Page 5 of Director's Cut

No amount of joking quite softens the sting of Gwyn’s joke. My parents have been fine with my being gay since I came out ten years ago, but they’re still, like, boomers. Their pity looks might as well weigh fifty pounds per eye per parent. Oh, our poor homosexual daughter! Nearly thirty and the last person she dated was a twenty-four-year-old camera PA. How’s she ever going to find a wife and give Lily and Oscar cousins?

The worst part is I’m starting to buy it. I haven’t slept with anyone since Luna in July of last year because of some delusional idea that I want sex to mean something. It’s only a matter of time before I go all U-Haul, yet LA has been a desolate landscape of club bathroom hookups and straight girls having short dyed hair and septum piercings like that isn’t supposed to mean something for me. I can’t even find a girlfriend, let alone someone to enter into heteronormative familial bliss with.

“Fuck you,” I say, not quite a joke enough.

Another text from Charlie.

“I’ll text you when I leave.” She hangs up first, just in time for Trish to pull off the freeway and cruise into the obnoxiously narrow streets of my neighborhood. It’s moments like this, when I’m woozy and mildly exhausted by my lifestyle, that I tell myself I’m going to move to Palos Verdes and live in an isolated cliffside manor until the ocean swallows it because of climate change. That BoJack view isn’t worth it. Paparazzi slink around the streets as often as raccoons do. And even though the paparazzi aren’t going to steal my twelve-pound dog, it’s not ideal. In fact, I’d take an invasion of Los Angeles coyotes if it’d mean knowing I could walk Eustace around my neighborhood in pajamas without being photographed.

Trish parks outside my house, killing her headlights. For a moment, she just stares at me in silence. Mulling over her words.

“Does acting still bring you the joy it did when you first started?” she asks. “Creative work in general?”

The answer threatens to take my breath away. “I hope.”

She nods slowly. “Let’s follow through on the projects we already booked and keep the meetings we set, okay? We tried to rebrand you, and it didn’t stick. So catch your breath, and we can try again.”

“Okay.”

“And don’t assume Oakley is dead just because it’s a long shot on the festival circuit.” She smiles. “You’re talented, Val. That’s worth fighting for. I wish you’d see that.”

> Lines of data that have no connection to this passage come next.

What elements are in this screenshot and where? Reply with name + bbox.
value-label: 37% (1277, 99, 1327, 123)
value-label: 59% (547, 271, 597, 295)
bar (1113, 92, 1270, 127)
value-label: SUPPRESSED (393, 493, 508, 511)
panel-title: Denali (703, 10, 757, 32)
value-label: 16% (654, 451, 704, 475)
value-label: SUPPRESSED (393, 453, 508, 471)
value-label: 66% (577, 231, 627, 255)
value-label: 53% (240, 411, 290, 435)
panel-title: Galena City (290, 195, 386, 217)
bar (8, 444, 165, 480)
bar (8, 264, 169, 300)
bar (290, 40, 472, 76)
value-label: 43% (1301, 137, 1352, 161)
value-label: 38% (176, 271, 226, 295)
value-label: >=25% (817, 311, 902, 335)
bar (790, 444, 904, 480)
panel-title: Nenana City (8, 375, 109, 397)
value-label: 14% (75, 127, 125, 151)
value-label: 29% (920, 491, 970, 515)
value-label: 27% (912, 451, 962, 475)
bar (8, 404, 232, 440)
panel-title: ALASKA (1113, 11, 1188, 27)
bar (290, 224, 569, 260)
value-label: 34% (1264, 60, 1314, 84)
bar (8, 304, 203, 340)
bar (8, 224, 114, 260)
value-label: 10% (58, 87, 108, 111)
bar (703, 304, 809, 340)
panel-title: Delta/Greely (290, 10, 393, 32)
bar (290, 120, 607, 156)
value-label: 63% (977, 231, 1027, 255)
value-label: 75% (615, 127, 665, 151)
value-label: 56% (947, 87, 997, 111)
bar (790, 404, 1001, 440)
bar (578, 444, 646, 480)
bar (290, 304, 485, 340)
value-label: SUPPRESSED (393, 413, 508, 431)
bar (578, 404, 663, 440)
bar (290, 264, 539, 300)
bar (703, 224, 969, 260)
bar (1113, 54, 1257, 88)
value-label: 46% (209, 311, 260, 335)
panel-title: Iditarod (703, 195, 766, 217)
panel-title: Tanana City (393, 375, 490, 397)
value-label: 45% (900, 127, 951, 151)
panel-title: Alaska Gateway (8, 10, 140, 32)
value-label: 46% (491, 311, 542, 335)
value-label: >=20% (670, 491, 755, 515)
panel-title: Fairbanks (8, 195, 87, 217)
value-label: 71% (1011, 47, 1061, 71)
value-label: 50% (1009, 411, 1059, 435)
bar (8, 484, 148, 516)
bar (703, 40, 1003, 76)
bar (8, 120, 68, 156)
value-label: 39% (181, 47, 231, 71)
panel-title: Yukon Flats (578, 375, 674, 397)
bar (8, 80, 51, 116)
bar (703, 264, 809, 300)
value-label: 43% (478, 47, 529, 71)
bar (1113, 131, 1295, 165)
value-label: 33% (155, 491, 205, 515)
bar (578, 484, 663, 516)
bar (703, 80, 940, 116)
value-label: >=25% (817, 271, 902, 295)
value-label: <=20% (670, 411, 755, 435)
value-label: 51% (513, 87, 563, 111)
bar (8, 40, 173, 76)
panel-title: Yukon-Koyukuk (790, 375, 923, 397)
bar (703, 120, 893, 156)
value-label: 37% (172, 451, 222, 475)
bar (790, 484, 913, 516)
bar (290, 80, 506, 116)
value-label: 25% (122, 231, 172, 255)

We exchange hugs, I thank her for the ride, and I step off into the rapidly cooling night. Eustace comes bounding up to me as soon as I open my front door, jumping on my legs and licking my formerly sweaty shins. He’s a Chihuahua mix, so he doesn’t get much higher than that. I call Gwyn back, figuring it’ll be faster than texting.

“I’m in,” I say.

“Okay, I’m headed to my car.”

I scoop up Eustace and walk to the living room/kitchen, knocking lights on as I go.

“Perfect.”

And then, in the millisecond after I flip the light switch, I see the figure sitting on my couch. I scream and fall into straight-up deer-in-headlights mode.

“Val?” Gwyn still says over the phone. “Is everything okay? Jesus, do I—?”

“It’s Charlie,” I say, my tone flat.

Yeah, there’s fucking Charlie Durst, just sitting on my couch in a Star Trek T-shirt, shorts, and sandals. His phone is in his hand, and he has a giant grin on his face like it’s normal to break into someone’s house. He reaches into his pocket and pulls out a garage door opener.

“I forgot to give this back to you, so perfect timing!” he says, smile still on his face, like he’s genuinely thrilled to see me.

Eustace wrestles out of my arms and goes to lick Charlie.

“Oh,” Gwyn says on the phone. “Is he staying over?”

I look at Charlie, narrowing my eyes. “Are you staying here tonight?”

Charlie’s grin slides into a soft frown. “I was hoping…?”

“Yeah,” I say into the phone.

“Forget the pizza,” Gwyn says. “I’ll call you tomorrow.”

And then she hangs up on me. The twisting pain of anxiety is stabbing into my insides relentlessly. I shove the phone into my back pocket to avoid throwing it against a wall. My gaze falls to Charlie.

“So you were going to get pizza?” he asks. “I can order if you want…”

Gwyn’s never been Charlie’s biggest fan. The dude is kind of a dumbass, but I’m a dumbass too. I’ve never gotten Gwyn to admit it, but I think she’s still angry about Charlie enabling my beard thing. That, or she’s mad about a very specific incident involving Charlie at a holiday party in the last five years. Regardless, it’s not a good reason.